Ancora, nel 2015 è salita la quota di voucher non riscossi (quindi probabilmente non utilizzati dagli stessi imprenditori) rispetto a quelli venduti: se nel 2014 a fronte dei 69 milioni venduti ne erano stati riscossi quasi 64 milioni, il rapporto l’anno scorso è passato a 115 milioni venduti/88 milioni riscossi.

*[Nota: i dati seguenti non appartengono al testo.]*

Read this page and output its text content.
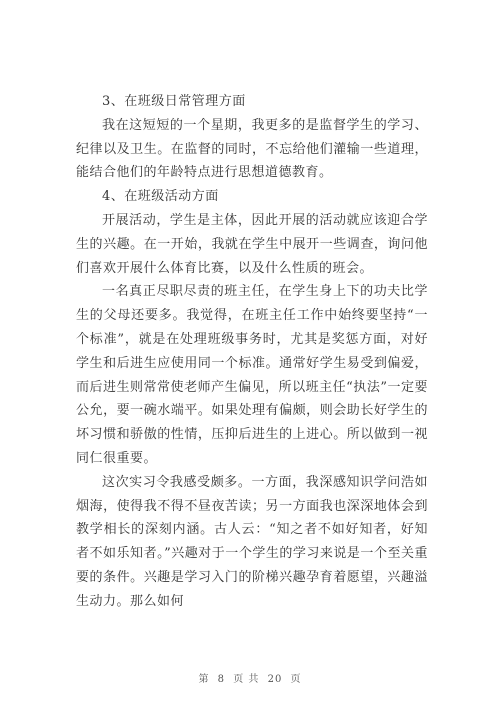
3、在班级日常管理方面

我在这短短的一个星期，我更多的是监督学生的学习、纪律以及卫生。在监督的同时，不忘给他们灌输一些道理，能结合他们的年龄特点进行思想道德教育。

4、在班级活动方面

开展活动，学生是主体，因此开展的活动就应该迎合学生的兴趣。在一开始，我就在学生中展开一些调查，询问他们喜欢开展什么体育比赛，以及什么性质的班会。

一名真正尽职尽责的班主任，在学生身上下的功夫比学生的父母还要多。我觉得，在班主任工作中始终要坚持“一个标准”，就是在处理班级事务时，尤其是奖惩方面，对好学生和后进生应使用同一个标准。通常好学生易受到偏爱，而后进生则常常使老师产生偏见，所以班主任“执法”一定要公允，要一碗水端平。如果处理有偏颇，则会助长好学生的坏习惯和骄傲的性情，压抑后进生的上进心。所以做到一视同仁很重要。

这次实习令我感受颇多。一方面，我深感知识学问浩如烟海，使得我不得不昼夜苦读；另一方面我也深深地体会到教学相长的深刻内涵。古人云：“知之者不如好知者，好知者不如乐知者。”兴趣对于一个学生的学习来说是一个至关重要的条件。兴趣是学习入门的阶梯兴趣孕育着愿望，兴趣溢生动力。那么如何

第 8 页 共 20 页
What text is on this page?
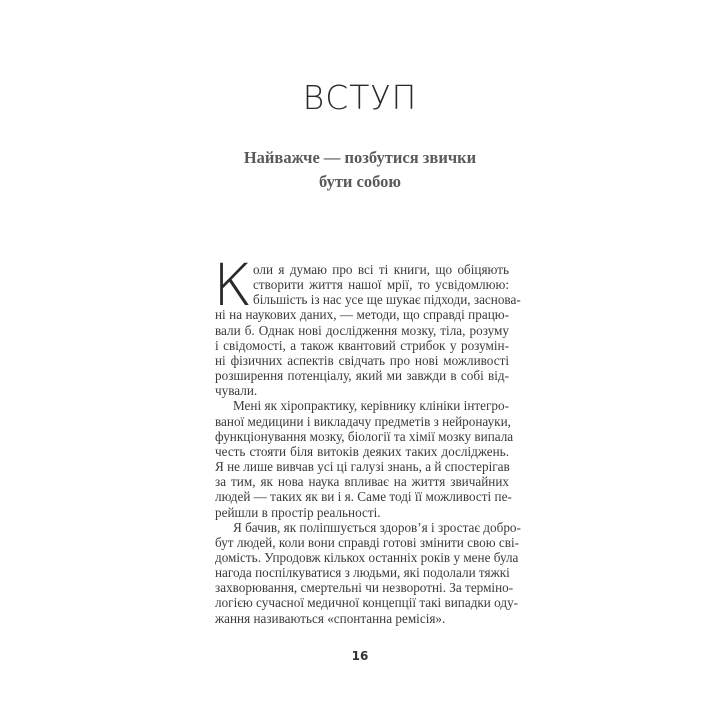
ВСТУП
Найважче — позбутися звички
бути собою
К оли я думаю про всі ті книги, що обіцяють
створити життя нашої мрії, то усвідомлюю:
більшість із нас усе ще шукає підходи, заснова-
ні на наукових даних, — методи, що справді працю-
вали б. Однак нові дослідження мозку, тіла, розуму
і свідомості, а також квантовий стрибок у розумін-
ні фізичних аспектів свідчать про нові можливості
розширення потенціалу, який ми завжди в собі від-
чували.
Мені як хіропрактику, керівнику клініки інтегро-
ваної медицини і викладачу предметів з нейронауки,
функціонування мозку, біології та хімії мозку випала
честь стояти біля витоків деяких таких досліджень.
Я не лише вивчав усі ці галузі знань, а й спостерігав
за тим, як нова наука впливає на життя звичайних
людей — таких як ви і я. Саме тоді її можливості пе-
рейшли в простір реальності.
Я бачив, як поліпшується здоров’я і зростає добро-
бут людей, коли вони справді готові змінити свою сві-
домість. Упродовж кількох останніх років у мене була
нагода поспілкуватися з людьми, які подолали тяжкі
захворювання, смертельні чи незворотні. За терміно-
логією сучасної медичної концепції такі випадки оду-
жання називаються «спонтанна ремісія».
16
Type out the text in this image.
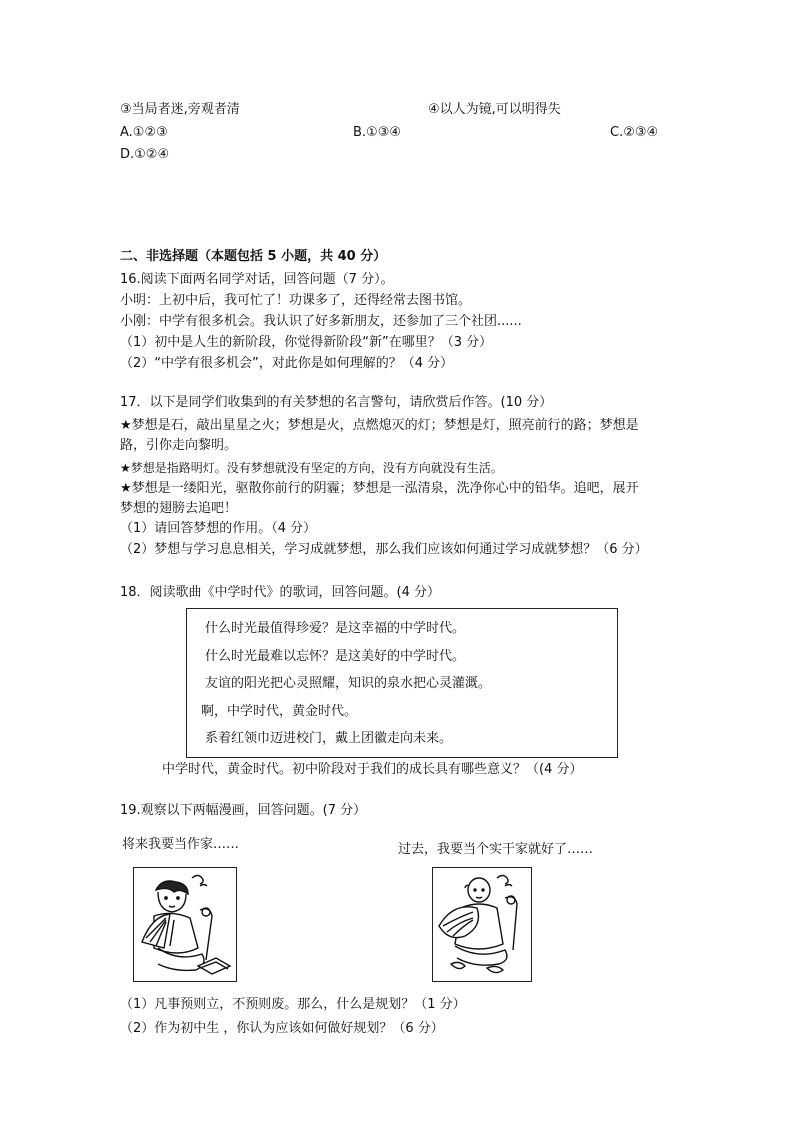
③当局者迷,旁观者清	④以人为镜,可以明得失
A.①②③	B.①③④	C.②③④
D.①②④
二、非选择题（本题包括 5 小题，共 40 分）
16.阅读下面两名同学对话，回答问题（7 分）。
小明：上初中后，我可忙了！功课多了，还得经常去图书馆。
小刚：中学有很多机会。我认识了好多新朋友，还参加了三个社团......
（1）初中是人生的新阶段，你觉得新阶段“新”在哪里？（3 分）
（2）“中学有很多机会”，对此你是如何理解的？（4 分）
17．以下是同学们收集到的有关梦想的名言警句，请欣赏后作答。(10 分）
★梦想是石，敲出星星之火；梦想是火，点燃熄灭的灯；梦想是灯，照亮前行的路；梦想是
路，引你走向黎明。
★梦想是指路明灯。没有梦想就没有坚定的方向，没有方向就没有生活。
★梦想是一缕阳光，驱散你前行的阴霾；梦想是一泓清泉，洗净你心中的铅华。追吧，展开
梦想的翅膀去追吧！
（1）请回答梦想的作用。（4 分）
（2）梦想与学习息息相关，学习成就梦想，那么我们应该如何通过学习成就梦想？（6 分）
18．阅读歌曲《中学时代》的歌词，回答问题。(4 分）
什么时光最值得珍爱？是这幸福的中学时代。
什么时光最难以忘怀？是这美好的中学时代。
友谊的阳光把心灵照耀，知识的泉水把心灵灌溉。
啊，中学时代，黄金时代。
系着红领巾迈进校门，戴上团徽走向未来。
中学时代，黄金时代。初中阶段对于我们的成长具有哪些意义？（(4 分）
19.观察以下两幅漫画，回答问题。(7 分）
将来我要当作家……	过去，我要当个实干家就好了……
（1）凡事预则立，不预则废。那么，什么是规划？（1 分）
（2）作为初中生 ，你认为应该如何做好规划？（6 分）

Tutto materiale per il monitoraggio annunciato dal ministro del Lavoro Giuliano Poletti, che intende «rendere tracciabili» i voucher entro l’estate.
Marco, che con i voucher a Rimini fa almeno tre lavori – fattorino, cameriere e bagnino – ci spiega che in effetti buona parte della sua retribuzione è in nero, «e una piccola la prendo in ticket».
Se il presidente della Commissione Lavoro della Camera, Cesare Damiano (Pd), propone di ritornare alla vecchia formulazione della legge 30, con un uso limitato dei voucher, la Cgil in questi giorni raccoglie le firme per un referendum che ha l’obiettivo di eliminarli.